Multi‐physics field coupling modeling and simulation to study the stress evolution during HTCLS curing process

Abstract

AbstractHybrid titanium carbon laminates (HTCLs) are a new type of fiber metal laminates, that are attracting extensive attention due to their comprehensive mechanical and physical properties. The curing stress is an important factor affecting the manufacturing performance of HTCLs. Based on viscoelastic mechanics and temperature variation characteristics of materials in this work, the multi‐physics field coupling modeling and simulation are conducted, and the stress evolution mechanism during HTCLs curing process is investigated. Furthermore, the interlayer interfacial damage of HTCLs induced by the curing stress is analyzed combined with the microscope images. Results show that the restriction of metal layers and the stacking sequence of carbon fiber prepregs are the primary reasons for generating significant stress during HTCLs curing.

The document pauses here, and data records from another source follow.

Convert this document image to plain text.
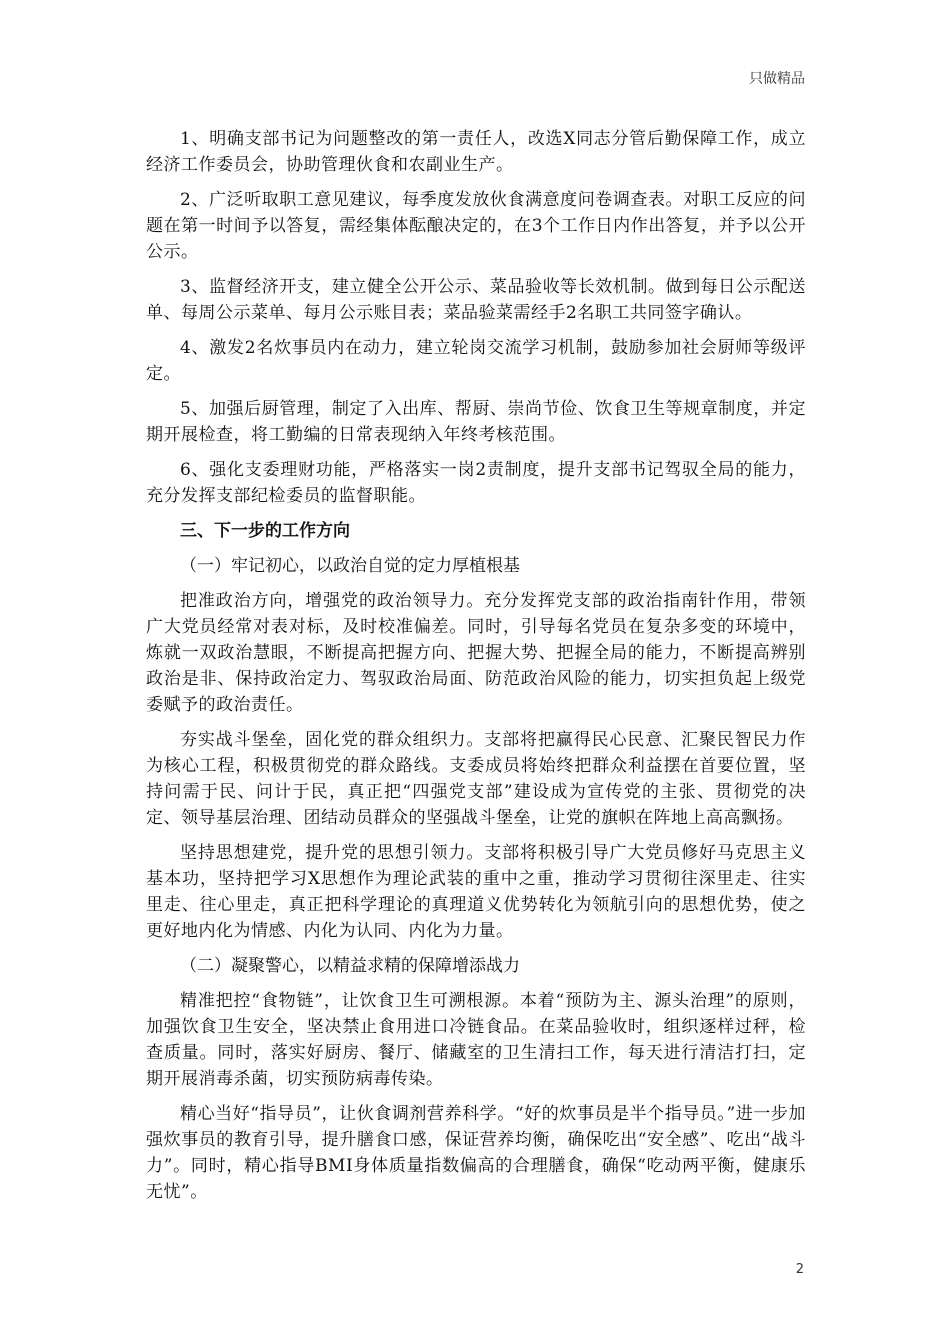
只做精品

1、明确支部书记为问题整改的第一责任人，改选X同志分管后勤保障工作，成立经济工作委员会，协助管理伙食和农副业生产。

2、广泛听取职工意见建议，每季度发放伙食满意度问卷调查表。对职工反应的问题在第一时间予以答复，需经集体酝酿决定的，在3个工作日内作出答复，并予以公开公示。

3、监督经济开支，建立健全公开公示、菜品验收等长效机制。做到每日公示配送单、每周公示菜单、每月公示账目表；菜品验菜需经手2名职工共同签字确认。

4、激发2名炊事员内在动力，建立轮岗交流学习机制，鼓励参加社会厨师等级评定。

5、加强后厨管理，制定了入出库、帮厨、崇尚节俭、饮食卫生等规章制度，并定期开展检查，将工勤编的日常表现纳入年终考核范围。

6、强化支委理财功能，严格落实一岗2责制度，提升支部书记驾驭全局的能力，充分发挥支部纪检委员的监督职能。

三、下一步的工作方向

（一）牢记初心，以政治自觉的定力厚植根基

把准政治方向，增强党的政治领导力。充分发挥党支部的政治指南针作用，带领广大党员经常对表对标，及时校准偏差。同时，引导每名党员在复杂多变的环境中，炼就一双政治慧眼，不断提高把握方向、把握大势、把握全局的能力，不断提高辨别政治是非、保持政治定力、驾驭政治局面、防范政治风险的能力，切实担负起上级党委赋予的政治责任。

夯实战斗堡垒，固化党的群众组织力。支部将把赢得民心民意、汇聚民智民力作为核心工程，积极贯彻党的群众路线。支委成员将始终把群众利益摆在首要位置，坚持问需于民、问计于民，真正把“四强党支部”建设成为宣传党的主张、贯彻党的决定、领导基层治理、团结动员群众的坚强战斗堡垒，让党的旗帜在阵地上高高飘扬。

坚持思想建党，提升党的思想引领力。支部将积极引导广大党员修好马克思主义基本功，坚持把学习X思想作为理论武装的重中之重，推动学习贯彻往深里走、往实里走、往心里走，真正把科学理论的真理道义优势转化为领航引向的思想优势，使之更好地内化为情感、内化为认同、内化为力量。

（二）凝聚警心，以精益求精的保障增添战力

精准把控“食物链”，让饮食卫生可溯根源。本着“预防为主、源头治理”的原则，加强饮食卫生安全，坚决禁止食用进口冷链食品。在菜品验收时，组织逐样过秤，检查质量。同时，落实好厨房、餐厅、储藏室的卫生清扫工作，每天进行清洁打扫，定期开展消毒杀菌，切实预防病毒传染。

精心当好“指导员”，让伙食调剂营养科学。“好的炊事员是半个指导员。”进一步加强炊事员的教育引导，提升膳食口感，保证营养均衡，确保吃出“安全感”、吃出“战斗力”。同时，精心指导BMI身体质量指数偏高的合理膳食，确保“吃动两平衡，健康乐无忧”。

2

The secondary insulation stage of HTCLs curing process has a positive effect on suppressing the curing stress, by which the interfacial stress between the different metal layers and prepregs layers can decrease by 10.53%, 4.06%, 10.24%, and 1.11%. From the beginning of cooling to the end of curing, the residual stress in HTCLs increases rapidly, and the maximum can increase by 197%. Stress concentration is easily generated on the edges of HTCLs, and the interfaces near the bottom of HTCLs are more prone to forming cracks and delamination.Highlights A multi‐physics field coupling model for HTCLs curing process is established. The viscoelastic mechanics and the temperature variation characteristics of materials are considered in this model. The stress evolution mechanism during HTCLs curing is studied. The interface damage of HTCLs induced by the curing stress is analyzed combined with experiments.